L’origine de ces membres, au-delà des clivages habituels, démontre que quelles que soient nos sensibilités politiques, nous partageons une vision commune en ce qui concerne la nécessité de construire ensemble la démocratie en Iran. Cette démocratie en Iran, c’est la clef de la paix dans une région que vous savez ô combien sensible.
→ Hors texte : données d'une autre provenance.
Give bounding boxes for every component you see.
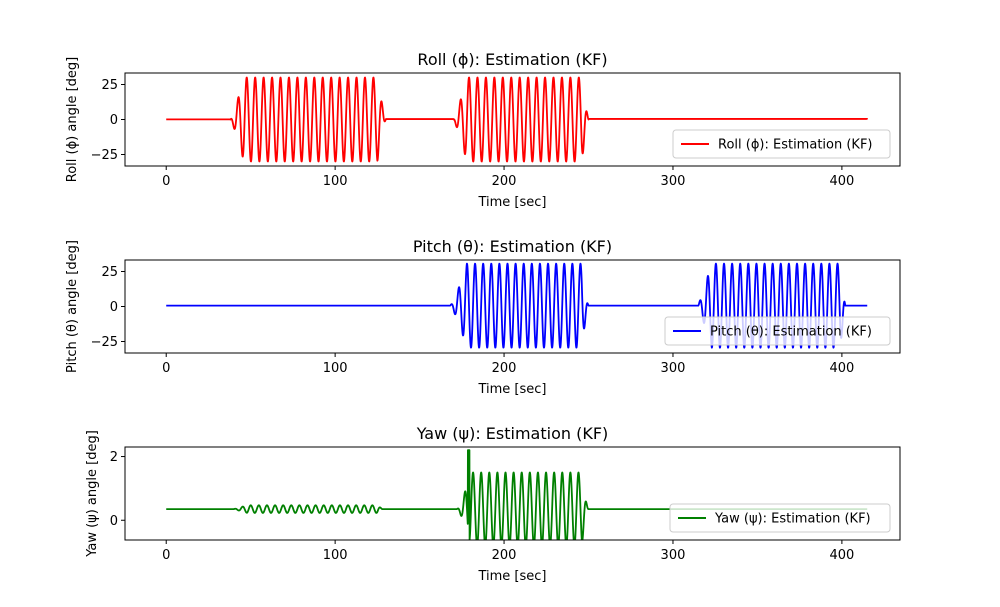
x-tick-label: 200 [492,174,517,189]
x-axis-label: Time [sec] [477,569,546,584]
y-axis-label: Yaw (ψ) angle [deg] [85,430,100,558]
legend-box [672,129,891,159]
legend: Pitch (θ): Estimation (KF) [664,316,891,346]
y-tick-label: 25 [101,265,118,280]
x-tick-label: 100 [323,548,348,563]
x-tick-label: 300 [661,361,686,376]
legend: Roll (ϕ): Estimation (KF) [672,129,891,159]
subplot-title: Roll (ϕ): Estimation (KF) [417,50,607,69]
legend-box [664,316,891,346]
x-tick-label: 200 [492,361,517,376]
x-tick-label: 200 [492,548,517,563]
axes-frame [124,446,901,541]
x-tick-label: 300 [661,548,686,563]
legend-box [669,503,891,533]
x-tick-label: 0 [162,548,170,563]
y-axis-label: Pitch (θ) angle [deg] [65,240,80,373]
x-tick-label: 0 [162,174,170,189]
series-line [165,76,869,163]
subplot-title: Pitch (θ): Estimation (KF) [413,237,612,256]
legend: Yaw (ψ): Estimation (KF) [669,503,891,533]
series-line [165,262,868,349]
x-axis-label: Time [sec] [477,195,546,210]
y-axis-label: Roll (ϕ) angle [deg] [65,57,80,182]
subplot-3: 0 100 200 300 400 0 2 Yaw (ψ): Estimation (KF) T… [85,424,901,584]
x-tick-label: 400 [829,548,854,563]
y-tick-label: −25 [91,335,118,350]
legend-label: Pitch (θ): Estimation (KF) [710,325,872,340]
subplot-2: 0 100 200 300 400 −25 0 25 Pitch (θ): Estimation… [65,237,901,397]
y-tick-label: 0 [110,113,118,128]
x-tick-label: 400 [829,174,854,189]
y-tick-label: 2 [110,450,118,465]
legend-label: Roll (ϕ): Estimation (KF) [718,138,873,153]
x-tick-label: 100 [323,361,348,376]
y-tick-label: 25 [101,78,118,93]
legend-label: Yaw (ψ): Estimation (KF) [714,512,871,527]
x-tick-label: 100 [323,174,348,189]
x-tick-label: 0 [162,361,170,376]
x-tick-label: 400 [829,361,854,376]
y-tick-label: 0 [110,514,118,529]
x-tick-label: 300 [661,174,686,189]
subplot-1: 0 100 200 300 400 −25 0 25 Roll (ϕ): Estimation … [65,50,901,210]
y-tick-label: 0 [110,300,118,315]
x-axis-label: Time [sec] [477,382,546,397]
y-tick-label: −25 [91,148,118,163]
subplot-title: Yaw (ψ): Estimation (KF) [416,424,609,443]
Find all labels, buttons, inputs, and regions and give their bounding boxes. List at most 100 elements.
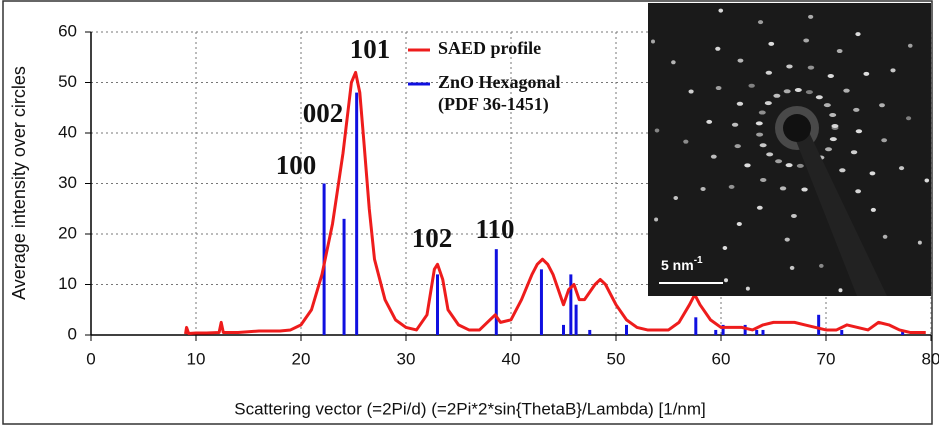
diffraction-spot (808, 14, 814, 19)
diffraction-spot (855, 32, 861, 37)
diffraction-spot (715, 46, 721, 51)
diffraction-spot (827, 74, 834, 79)
diffraction-spot (779, 186, 787, 191)
diffraction-spot (683, 139, 689, 144)
x-tick-label: 20 (292, 349, 311, 368)
stick (494, 249, 498, 335)
diffraction-spot (715, 86, 722, 91)
diffraction-spot (673, 196, 679, 200)
stick (539, 269, 543, 335)
diffraction-spot (783, 89, 791, 94)
diffraction-spot (744, 163, 751, 168)
diffraction-spot (736, 222, 742, 227)
diffraction-spot (898, 166, 905, 171)
diffraction-spot (756, 205, 763, 210)
diffraction-spot (843, 88, 850, 93)
diffraction-spot (650, 39, 655, 44)
diffraction-spot (654, 217, 659, 222)
profile-line (184, 70, 926, 335)
y-tick-label: 50 (58, 72, 77, 91)
diffraction-spot (736, 101, 744, 106)
diffraction-spot (737, 58, 744, 63)
diffraction-spot (758, 110, 766, 115)
stick (588, 329, 592, 335)
diffraction-spot (757, 20, 764, 25)
stick (342, 218, 346, 335)
x-tick-label: 10 (187, 349, 206, 368)
diffraction-spot (724, 278, 729, 283)
diffraction-spot (879, 103, 885, 108)
diffraction-spot (789, 265, 795, 270)
diffraction-spot (785, 163, 793, 168)
diffraction-spot (890, 68, 896, 73)
inset-image (648, 3, 931, 296)
stick (562, 324, 565, 335)
diffraction-spot (775, 159, 783, 164)
x-tick-label: 80 (922, 349, 939, 368)
stick (355, 92, 359, 335)
stick (817, 314, 821, 335)
diffraction-spot (764, 101, 772, 106)
diffraction-spot (863, 71, 870, 76)
diffraction-spot (850, 150, 858, 155)
diffraction-spot (791, 213, 797, 218)
diffraction-spot (924, 178, 930, 183)
diffraction-spot (905, 116, 912, 121)
diffraction-spot (688, 89, 694, 94)
diffraction-spot (803, 38, 810, 43)
diffraction-spot (654, 128, 660, 133)
scale-text: 5 nm (661, 257, 694, 273)
diffraction-spot (718, 8, 724, 13)
x-axis-label: Scattering vector (=2Pi/d) (=2Pi*2*sin{T… (234, 399, 706, 418)
legend-label: SAED profile (438, 38, 541, 58)
x-tick-label: 70 (817, 349, 836, 368)
stick (761, 329, 765, 335)
diffraction-spot (786, 64, 793, 69)
peak-label: 102 (412, 223, 453, 253)
diffraction-spot (805, 90, 813, 95)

Et cela ne sera possible qu’avec le renversement de la théocratie despotique et souvent sanguinaire actuellement au pouvoir en Iran et en laissant le libre choix, par des élections, au peuple iranien, de décider de son avenir.

Entre 2008 et 2011, notre Comité a pu obtenir à plusieurs reprises les signatures d’une nette majorité de députés, toutes tendances confondues, pour des objectifs tels que le retrait du nom des Moudjahidine du Peuple de la liste des organisations terroristes de l’Union Européenne, également mettre fin à l’injustice qui avait été déclenchée contre eux après une rafle de la police de l’époque à Auvers-sur-Oise, la condamnation des massacres perpétrés contre les membres de ce mouvement à Achraf en Irak par le gouvernement de ce pays sous l’impulsion de l’Iran, la défense des droits des résidents d’Achraf aujourd’hui à Liberty, et enfin la reconnaissance du Conseil national de la Résistance iranienne, le CNRI, comme une alternative démocratique au régime actuel des mollahs.
Pour ma part, j’ai commencé à soutenir la cause des Moudjahidine du Peuple il y a quinze ans, lors de ma première élection comme député de l’Allier avec mon ami François Colcombet alors parlementaire, et je me rappelle en 2007, dans le cadre de notre Comité Parlementaire, avec mon collègue sénateur Jean-Pierre Michel qui anime avec François Colcombet un comité frère, le Comité Français pour un Iran Démocratique, je me rappelle avoir pris l’initiative d’inviter la Présidente élue du CNRI, Madame Maryam Radjavi, ici même à l’Assemblée, symbole de ce que nous pouvons et devons appeler la démocratie parlementaire.
C’est un long chemin que nous avons parcouru tous ensemble. Et nous pouvons, avec satisfaction, constater aujourd’hui ce chemin parcouru grâce à votre combat opiniâtre, exemplaire, Madame la Présidente Radjavi, grâce à l’engagement sans faille et exemplaire également de vos militants que nous rencontrons presque toutes les semaines. Grâce aussi à tous ceux qui sont allés jusqu’au sacrifice.

Je pense que nous pouvons dire aujourd’hui que vous aviez et que nous avions raison, et qu’il faut tous ensemble continuer ce combat. Nous disions que cette dictature religieuse en Iran ne pouvait se réformer, qu’il était vain de lui faire des concessions interminables au détriment de la démocratie dans ce pays où toute opposition était étouffée, est encore étouffée. Qu’il fallait que la France et ses valeurs républicaines héritées de la Révolution Française de 1789 et de la Résistance à l’Occupation nazie, nous permettent d’appuyer les démocrates iraniens en quête de liberté pour leur peuple. Aujourd’hui, l’aggravation des violations massives, lourdes, contre les droits de l’homme en Iran, confirmée par la dernière résolution adoptée par l’Assemblée Générale de l’ONU il y a quelques jours, par la participation également de forces iraniennes à la répression aveugle du peuple syrien, par l’exportation de l’intégrisme islamique et du terrorisme dans les pays musulmans et dans d’autres pays, et surtout le danger d’un programme nucléaire militaire et de la réalisation de la bombe, voilà suffisamment d’éléments pour tirer la sonnette d’alarme.
La communauté internationale, nos responsables également, doivent tenir compte de tout cela, aux côtés de la seule opposition organisée qui a fait ses preuves ces longues et douloureuses années de combat contre la dictature des mollahs, ce combat, pour quelle politique nouvelle en Iran.